EXPECTANCY THEORY: Victor Vroom developed expectancy theory under process theory based on the abstract of valence, expectancy and instrumentality.
Valence states to an individual’s orientation for a individual result. For instance, most old employees perceives value benefits against fewer, if any, younger employee in today’s knowledge industry, single (unmarried) workers with fewer family responsibility have less or no need for benefits like children’s education, health benefits, leave travel allowance etc. than older, married employees with one or more children.
Instrumentality refers that a people would be inspired to give better performance in anticipation of promotion.
Expectancy states that the degree of chances accor to a particular activity or process or effort will lead to particular first-level results on the other hand, Instrumentality states to the degree of chances that relates first-level results and desired second-level results. In simple words, Motivation is a -function of valence and expectancy.
According to Vroom’s concept it can be interpreted that: manpower gives to the organization what it needs from people, higher performance and in exchange they expect promotion.
The contemporary theories describe the modern concept of how people motivates at work. These include Equity and Attribution theories. These are explained as follows:-
1. EQUITY THEORY
J. Stacy Adams, developed by equity theory, and give their views that primary input on job performance and satisfaction on the basis of equity that people fells in their working conditions. Inequity comes in existence when a manpower feels that the ratio of his or her results to inputs and the ratio of a relevant other’s results to inputs are imbalanced.
Equity can be stated in two elements. One is internal and other is external. Internal equity states that the imbalance in the remuneration between the several skills or talent and responsibility level among the various manpower. Internal equity is determined through job evaluation.

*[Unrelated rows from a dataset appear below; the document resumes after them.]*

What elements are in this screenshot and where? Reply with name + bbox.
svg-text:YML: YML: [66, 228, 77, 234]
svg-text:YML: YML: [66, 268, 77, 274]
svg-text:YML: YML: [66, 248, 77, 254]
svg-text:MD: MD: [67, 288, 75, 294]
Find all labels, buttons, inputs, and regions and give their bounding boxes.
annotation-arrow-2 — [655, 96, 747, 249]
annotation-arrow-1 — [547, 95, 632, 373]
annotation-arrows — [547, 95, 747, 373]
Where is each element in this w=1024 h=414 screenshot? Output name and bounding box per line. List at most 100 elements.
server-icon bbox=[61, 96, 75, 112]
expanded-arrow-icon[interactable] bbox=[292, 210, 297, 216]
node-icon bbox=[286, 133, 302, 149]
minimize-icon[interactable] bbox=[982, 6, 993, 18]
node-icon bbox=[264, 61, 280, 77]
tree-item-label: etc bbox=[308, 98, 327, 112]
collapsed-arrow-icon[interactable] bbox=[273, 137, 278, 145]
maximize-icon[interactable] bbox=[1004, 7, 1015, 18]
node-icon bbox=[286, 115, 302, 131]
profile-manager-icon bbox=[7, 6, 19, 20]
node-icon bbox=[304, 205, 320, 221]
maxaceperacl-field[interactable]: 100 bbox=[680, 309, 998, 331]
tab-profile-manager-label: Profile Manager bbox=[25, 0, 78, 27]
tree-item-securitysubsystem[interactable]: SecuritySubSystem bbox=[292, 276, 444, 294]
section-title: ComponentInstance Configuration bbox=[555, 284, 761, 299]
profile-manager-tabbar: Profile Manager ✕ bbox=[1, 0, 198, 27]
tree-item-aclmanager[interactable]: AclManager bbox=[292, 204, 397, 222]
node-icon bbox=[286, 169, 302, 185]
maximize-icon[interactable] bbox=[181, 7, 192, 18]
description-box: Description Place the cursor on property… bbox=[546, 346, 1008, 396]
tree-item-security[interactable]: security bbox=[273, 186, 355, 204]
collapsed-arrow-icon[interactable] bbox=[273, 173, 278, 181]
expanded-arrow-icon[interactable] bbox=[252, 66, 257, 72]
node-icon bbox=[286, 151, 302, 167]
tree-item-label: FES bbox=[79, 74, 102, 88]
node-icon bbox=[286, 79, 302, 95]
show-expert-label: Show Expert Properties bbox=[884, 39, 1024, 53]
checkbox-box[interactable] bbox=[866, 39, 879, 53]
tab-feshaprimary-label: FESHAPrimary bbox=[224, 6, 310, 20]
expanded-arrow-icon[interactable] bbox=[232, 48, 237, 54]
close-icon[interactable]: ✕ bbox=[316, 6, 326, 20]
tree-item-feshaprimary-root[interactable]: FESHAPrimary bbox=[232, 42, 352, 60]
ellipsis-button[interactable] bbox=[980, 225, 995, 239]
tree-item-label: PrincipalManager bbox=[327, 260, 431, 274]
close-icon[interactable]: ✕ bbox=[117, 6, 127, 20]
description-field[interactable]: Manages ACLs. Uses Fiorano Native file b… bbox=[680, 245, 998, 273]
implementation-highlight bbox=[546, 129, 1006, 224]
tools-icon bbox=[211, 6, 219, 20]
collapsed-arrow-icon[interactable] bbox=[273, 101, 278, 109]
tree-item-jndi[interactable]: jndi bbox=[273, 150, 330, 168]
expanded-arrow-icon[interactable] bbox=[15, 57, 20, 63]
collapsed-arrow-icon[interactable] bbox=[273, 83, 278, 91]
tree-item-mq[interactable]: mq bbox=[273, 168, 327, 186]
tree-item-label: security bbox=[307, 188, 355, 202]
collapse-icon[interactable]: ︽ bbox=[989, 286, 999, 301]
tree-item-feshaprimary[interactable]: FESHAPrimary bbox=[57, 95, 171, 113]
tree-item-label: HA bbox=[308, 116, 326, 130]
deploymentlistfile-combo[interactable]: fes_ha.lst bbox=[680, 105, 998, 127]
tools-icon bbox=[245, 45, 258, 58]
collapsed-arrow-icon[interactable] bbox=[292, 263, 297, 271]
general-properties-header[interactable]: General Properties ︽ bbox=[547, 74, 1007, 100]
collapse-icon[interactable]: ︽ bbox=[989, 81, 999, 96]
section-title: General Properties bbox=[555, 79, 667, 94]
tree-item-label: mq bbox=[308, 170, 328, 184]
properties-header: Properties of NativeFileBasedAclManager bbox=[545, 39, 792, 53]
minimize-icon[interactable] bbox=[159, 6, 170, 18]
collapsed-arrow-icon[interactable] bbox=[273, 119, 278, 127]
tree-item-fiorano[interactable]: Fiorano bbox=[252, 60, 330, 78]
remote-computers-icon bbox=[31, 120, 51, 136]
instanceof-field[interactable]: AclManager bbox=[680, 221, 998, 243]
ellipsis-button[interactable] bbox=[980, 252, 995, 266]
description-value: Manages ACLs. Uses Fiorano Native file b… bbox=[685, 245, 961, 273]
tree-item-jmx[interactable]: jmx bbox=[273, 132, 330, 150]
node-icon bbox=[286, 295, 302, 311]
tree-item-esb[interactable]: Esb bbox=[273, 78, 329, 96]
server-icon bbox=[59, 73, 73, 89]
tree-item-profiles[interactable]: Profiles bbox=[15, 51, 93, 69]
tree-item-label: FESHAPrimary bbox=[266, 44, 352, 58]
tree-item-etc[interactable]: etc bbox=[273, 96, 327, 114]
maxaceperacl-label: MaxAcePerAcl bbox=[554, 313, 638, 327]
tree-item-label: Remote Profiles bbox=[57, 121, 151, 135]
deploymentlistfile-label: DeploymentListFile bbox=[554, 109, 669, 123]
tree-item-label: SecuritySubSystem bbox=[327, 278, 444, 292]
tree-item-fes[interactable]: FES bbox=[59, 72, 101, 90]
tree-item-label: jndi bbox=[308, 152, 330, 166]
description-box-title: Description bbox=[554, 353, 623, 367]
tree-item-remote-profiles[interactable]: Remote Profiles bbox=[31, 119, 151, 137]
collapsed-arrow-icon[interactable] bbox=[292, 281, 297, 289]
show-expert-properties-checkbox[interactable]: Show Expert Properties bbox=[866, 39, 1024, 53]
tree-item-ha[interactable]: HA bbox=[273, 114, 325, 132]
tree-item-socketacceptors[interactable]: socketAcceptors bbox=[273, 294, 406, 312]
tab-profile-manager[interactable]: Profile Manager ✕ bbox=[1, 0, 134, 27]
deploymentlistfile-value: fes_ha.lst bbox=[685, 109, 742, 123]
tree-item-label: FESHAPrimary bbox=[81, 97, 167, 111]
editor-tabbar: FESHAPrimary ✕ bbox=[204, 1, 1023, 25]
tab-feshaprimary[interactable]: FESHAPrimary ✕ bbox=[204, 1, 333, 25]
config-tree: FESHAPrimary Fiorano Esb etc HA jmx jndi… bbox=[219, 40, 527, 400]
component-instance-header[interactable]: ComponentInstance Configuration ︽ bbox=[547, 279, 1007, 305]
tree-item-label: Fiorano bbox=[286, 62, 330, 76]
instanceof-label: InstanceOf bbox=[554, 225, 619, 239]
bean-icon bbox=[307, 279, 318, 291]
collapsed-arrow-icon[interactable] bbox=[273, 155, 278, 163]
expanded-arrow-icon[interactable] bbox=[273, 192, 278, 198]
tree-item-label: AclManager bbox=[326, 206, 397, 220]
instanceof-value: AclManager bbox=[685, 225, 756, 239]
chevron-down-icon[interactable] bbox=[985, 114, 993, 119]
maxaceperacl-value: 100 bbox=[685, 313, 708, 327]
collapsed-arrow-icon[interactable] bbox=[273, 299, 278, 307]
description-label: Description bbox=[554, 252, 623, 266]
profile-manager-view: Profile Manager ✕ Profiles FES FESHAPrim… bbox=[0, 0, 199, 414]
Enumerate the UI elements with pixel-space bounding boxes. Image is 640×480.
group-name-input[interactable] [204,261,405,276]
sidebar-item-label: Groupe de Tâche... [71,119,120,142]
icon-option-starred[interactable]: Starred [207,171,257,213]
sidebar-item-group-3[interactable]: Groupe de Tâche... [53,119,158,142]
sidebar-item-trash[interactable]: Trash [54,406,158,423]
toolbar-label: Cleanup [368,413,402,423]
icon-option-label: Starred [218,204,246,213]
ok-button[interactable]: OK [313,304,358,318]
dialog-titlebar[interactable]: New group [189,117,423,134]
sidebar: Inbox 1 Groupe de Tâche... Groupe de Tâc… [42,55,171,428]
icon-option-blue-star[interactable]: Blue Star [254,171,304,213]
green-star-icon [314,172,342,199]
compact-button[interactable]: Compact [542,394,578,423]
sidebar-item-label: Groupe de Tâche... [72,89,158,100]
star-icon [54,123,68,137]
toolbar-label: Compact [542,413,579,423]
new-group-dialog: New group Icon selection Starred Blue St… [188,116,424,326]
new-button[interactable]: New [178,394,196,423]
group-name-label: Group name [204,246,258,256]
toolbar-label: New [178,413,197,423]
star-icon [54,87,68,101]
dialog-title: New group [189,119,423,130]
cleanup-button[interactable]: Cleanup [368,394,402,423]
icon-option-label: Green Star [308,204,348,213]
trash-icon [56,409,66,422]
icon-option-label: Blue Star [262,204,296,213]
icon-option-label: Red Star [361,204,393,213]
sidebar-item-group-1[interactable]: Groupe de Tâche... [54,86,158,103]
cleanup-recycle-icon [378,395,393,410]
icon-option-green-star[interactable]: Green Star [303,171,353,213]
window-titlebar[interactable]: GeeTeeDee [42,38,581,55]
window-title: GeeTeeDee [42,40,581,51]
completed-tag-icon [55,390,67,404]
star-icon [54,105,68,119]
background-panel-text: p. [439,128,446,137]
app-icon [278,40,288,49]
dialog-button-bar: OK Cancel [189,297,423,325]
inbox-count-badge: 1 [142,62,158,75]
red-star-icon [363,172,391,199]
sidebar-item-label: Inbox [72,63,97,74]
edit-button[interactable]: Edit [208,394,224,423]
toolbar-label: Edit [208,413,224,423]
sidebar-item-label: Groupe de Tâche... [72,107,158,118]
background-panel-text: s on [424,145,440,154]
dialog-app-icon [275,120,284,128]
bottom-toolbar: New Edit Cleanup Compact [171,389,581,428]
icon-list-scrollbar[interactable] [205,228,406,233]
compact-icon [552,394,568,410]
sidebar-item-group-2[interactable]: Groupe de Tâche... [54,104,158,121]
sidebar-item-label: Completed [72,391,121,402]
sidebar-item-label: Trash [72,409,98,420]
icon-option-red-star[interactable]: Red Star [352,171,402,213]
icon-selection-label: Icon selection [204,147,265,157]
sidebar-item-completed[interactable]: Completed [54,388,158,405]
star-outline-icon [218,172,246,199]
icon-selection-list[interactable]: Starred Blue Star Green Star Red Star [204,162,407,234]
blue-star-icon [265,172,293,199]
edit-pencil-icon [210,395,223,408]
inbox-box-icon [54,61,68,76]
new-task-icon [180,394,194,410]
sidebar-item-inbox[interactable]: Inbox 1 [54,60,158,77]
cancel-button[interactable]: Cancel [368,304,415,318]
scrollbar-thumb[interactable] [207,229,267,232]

External equity states that when remuneration levels for same skills levels in one organization compare with other workers in any different organization in same industry and geographical region. External equity is determined usually through compensation surveys or interview and compensation satisfaction surveys. Companies, which pay remuneration at lower rate than the market rates, would be in problem to attract, retain and inspire manpower to perform with full efficiency.
Our manpower doesn’t perceive happiness when they get lower remuneration than what they deserve. When an employee gets remuneration at higher rates than what he/she considers is fair. Now the question is that to check out what they are receiving, what they deserve and what is fair for our manpower to maintain balance or equity in compensation system.
This theory is contributed by Fritz Heider, Lewin and Festinger. They assume that people are rational and logical in their behavior and that both inter and outer forces get composed additively to conclude behaviour. People will behave differently if they realize that their results are controlled or supervised more internally than externally. This theory has great efficiency for understanding organizational behaviour and contributes deep insights on goal setting, leadership behaviour and diagnosing causal factors of employee performance.
1. Explain the importance of the theory of wages.
2. What are the different types of theory of wages? Explain in detail.
3. Are wages determined only on the basis of the demand and supply of labour?
4. Explain the significance of behavioural theories in Wages determination?
5. What are the limitations that arise while wages determination in economic theories?